I must ask: How can anyone, but a majority of this Court, say that the error of the trial judge in not instructing the jury on the lesser offense of criminal trespass was “calculated to injure the rights of the defendant”?
One of the meanings of the word “calculated” is “planned or contrived to accomplish a purpose.” See 196 Webster’s Ninth New Collegiate Dictionary. Is this Court’s majority opinion implicitly holding that the trial judge in this cause “planned or contrived” to deprive the appellant of a fair and impartial trial when he refused the appellant’s requested charge on criminal trespass? When this same trial judge instructed the jury on mistake of fact? In light of the evidence, the jury charge that was given, the state of the evidence, including the contested issues and weight of probative evidence, the argument of counsel, how can anyone who subscribes to “Alman-za the Terrible”, but a majority of this Court, say that the appellant was deprived of a fair and impartial trial? Deprived of due process and due course of law? How can anyone say that the appellant’s testimony that went to the offense of criminal trespass was cogent and overwhelming? Was it even reasonable? Did it present a theory which a reasonable mind could entertain, or was it only testimony that was remotely calculated to destroy the State’s case when considered in connection with the other testimony in the case, as well as the charge as a whole? “These are all important matters to be considered in passing upon the [degree of harm] in the omission.” “Almanza the Terrible”, at pp. 173-174.
*643I find that under the test enunciated by a majority of this Court in “Almanza the Terrible” the trial judge’s error was harmless. In this instance, the jury, was instructed in the abstract on the definition of the word “intentionally”. The jury also was instructed that if it did believe or had a reasonable doubt that the appellant committed the offense of burglary of habitation “with intent to commit theft” it was to return a verdict of not guilty. The jury was further instructed that if it believed or had a reasonable doubt that when the appellant entered the habitation he was then acting “under a mistaken belief that he was acting to assist the property owner or occupant” it was to acquit him. Putting all of these instructions together, it is difficult for me to understand how under “Almanza the Terrible” the refusal to give the requested instruction was harmful error.

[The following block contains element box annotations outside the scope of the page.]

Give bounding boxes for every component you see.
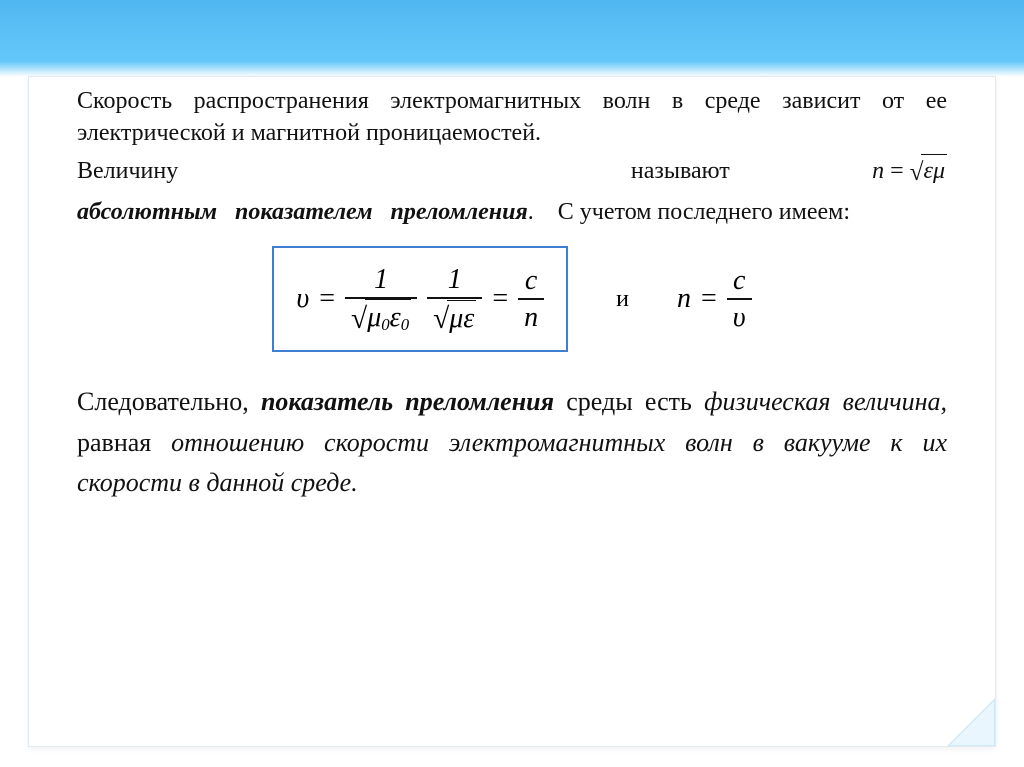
paragraph-1b: Величину называют n = √ εμ bbox=[77, 154, 947, 188]
frac1-eps-sub: 0 bbox=[401, 315, 409, 334]
inline-eq: = bbox=[890, 158, 904, 184]
and-word: и bbox=[616, 286, 629, 313]
p3-bi: показатель преломления bbox=[261, 387, 554, 416]
side-lhs: n bbox=[677, 283, 691, 315]
inline-sqrt: √ εμ bbox=[910, 154, 947, 188]
frac2-radicand: με bbox=[447, 300, 476, 336]
frac1-mu-sub: 0 bbox=[381, 315, 389, 334]
p1-line1: Скорость распространения электромагнитны… bbox=[77, 88, 761, 114]
p1-word-nazyvayut: называют bbox=[631, 158, 730, 184]
frac3-den: n bbox=[518, 300, 544, 335]
inline-lhs: n bbox=[872, 158, 884, 184]
side-eq: = bbox=[701, 283, 717, 315]
main-formula: υ = 1 √ μ0ε0 bbox=[296, 262, 544, 336]
p1-word-velichinu: Величину bbox=[77, 158, 178, 184]
radical-icon: √ bbox=[351, 301, 367, 338]
frac2-sqrt: √ με bbox=[433, 299, 476, 336]
main-eq1: = bbox=[319, 283, 335, 315]
p3-lead: Следовательно, bbox=[77, 387, 261, 416]
formula-row: υ = 1 √ μ0ε0 bbox=[77, 246, 947, 352]
frac-1: 1 √ μ0ε0 bbox=[345, 262, 417, 336]
main-eq2: = bbox=[492, 283, 508, 315]
frac3-num: c bbox=[519, 263, 543, 298]
side-den: υ bbox=[727, 300, 752, 335]
slide-page: Скорость распространения электромагнитны… bbox=[0, 0, 1024, 767]
main-lhs: υ bbox=[296, 283, 309, 315]
frac2-num: 1 bbox=[442, 262, 468, 297]
radical-icon: √ bbox=[433, 301, 449, 338]
p2-bold-italic: абсолютным показателем преломления bbox=[77, 199, 528, 225]
side-formula: n = c υ bbox=[677, 263, 752, 335]
frac1-den: √ μ0ε0 bbox=[345, 299, 417, 336]
p3-it2: отношению скорости электромагнитных волн… bbox=[77, 428, 947, 497]
p3-after-it1: равная bbox=[77, 428, 171, 457]
frac1-sqrt: √ μ0ε0 bbox=[351, 299, 411, 336]
radical-icon: √ bbox=[910, 156, 924, 190]
inline-sqrt-radicand: εμ bbox=[921, 154, 947, 187]
frac2-den: √ με bbox=[427, 299, 482, 336]
frac-3: c n bbox=[518, 263, 544, 335]
frac1-radicand: μ0ε0 bbox=[365, 299, 411, 336]
side-frac: c υ bbox=[727, 263, 752, 335]
frac1-eps: ε bbox=[390, 302, 401, 333]
p3-it1: физическая величина, bbox=[704, 387, 947, 416]
frac-2: 1 √ με bbox=[427, 262, 482, 336]
paragraph-2: абсолютным показателем преломления. С уч… bbox=[77, 196, 947, 228]
paragraph-3: Следовательно, показатель преломления ср… bbox=[77, 382, 947, 503]
frac1-num: 1 bbox=[368, 262, 394, 297]
side-num: c bbox=[727, 263, 751, 298]
page-curl-highlight bbox=[950, 701, 994, 745]
content-panel: Скорость распространения электромагнитны… bbox=[28, 76, 996, 747]
p2-rest: . С учетом последнего имеем: bbox=[528, 199, 850, 225]
p3-after-bi: среды есть bbox=[554, 387, 704, 416]
inline-formula: n = √ εμ bbox=[872, 154, 947, 188]
boxed-formula: υ = 1 √ μ0ε0 bbox=[272, 246, 568, 352]
frac1-mu: μ bbox=[367, 302, 381, 333]
paragraph-1: Скорость распространения электромагнитны… bbox=[77, 85, 947, 150]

For the moment, let us assume that the trial judge had given the instruction over objection. Would such have constituted reversible error under this Court’s majority opinion of “Almanza the Terrible”? I do not think so because had the jurors followed the court’s instructions to the letter, indeed we must presume they would have, see Cobarrubio v. State, 675 S.W.2d 749, 752 (Tex.Cr.App.1983), the jury in this cause would never have reached the issue whether the appellant was guilty of the offense of criminal trespass. Thus, when the jury in this cause found the appellant guilty of the offense of burglary of a habitation, it had no occasion to deliberate whether the appellant might have been guilty of any lesser offense. Under “Al-manza the Terrible”, the trial judge’s error in refusing the appellant’s requested instruction on the offense of criminal trespass was harmless to the appellant. Cf. Thomas v. State, 587 S.W.2d 707 (Tex.Cr.App.1979).
If the majority of this Court intends to give the objected to charge error test that was enunciated in this Court’s majority opinion of “Almanza the Terrible” the meaning it deserves, it should apply that test with vigor, so that the members of the bench and bar of this State will truly appreciate the monster that a majority of this Court turned loose upon the criminal justice system of this State when it decided “Almanza the Terrible”.
For all of the above and foregoing reasons, I concur in the result that the majority reaches, that the trial judge committed reversible error in not giving the requested instruction on the offense of criminal trespass, but dissent to the majority’s refusal to give meaning to this Court’s majority opinion of “Almanza the Terrible”.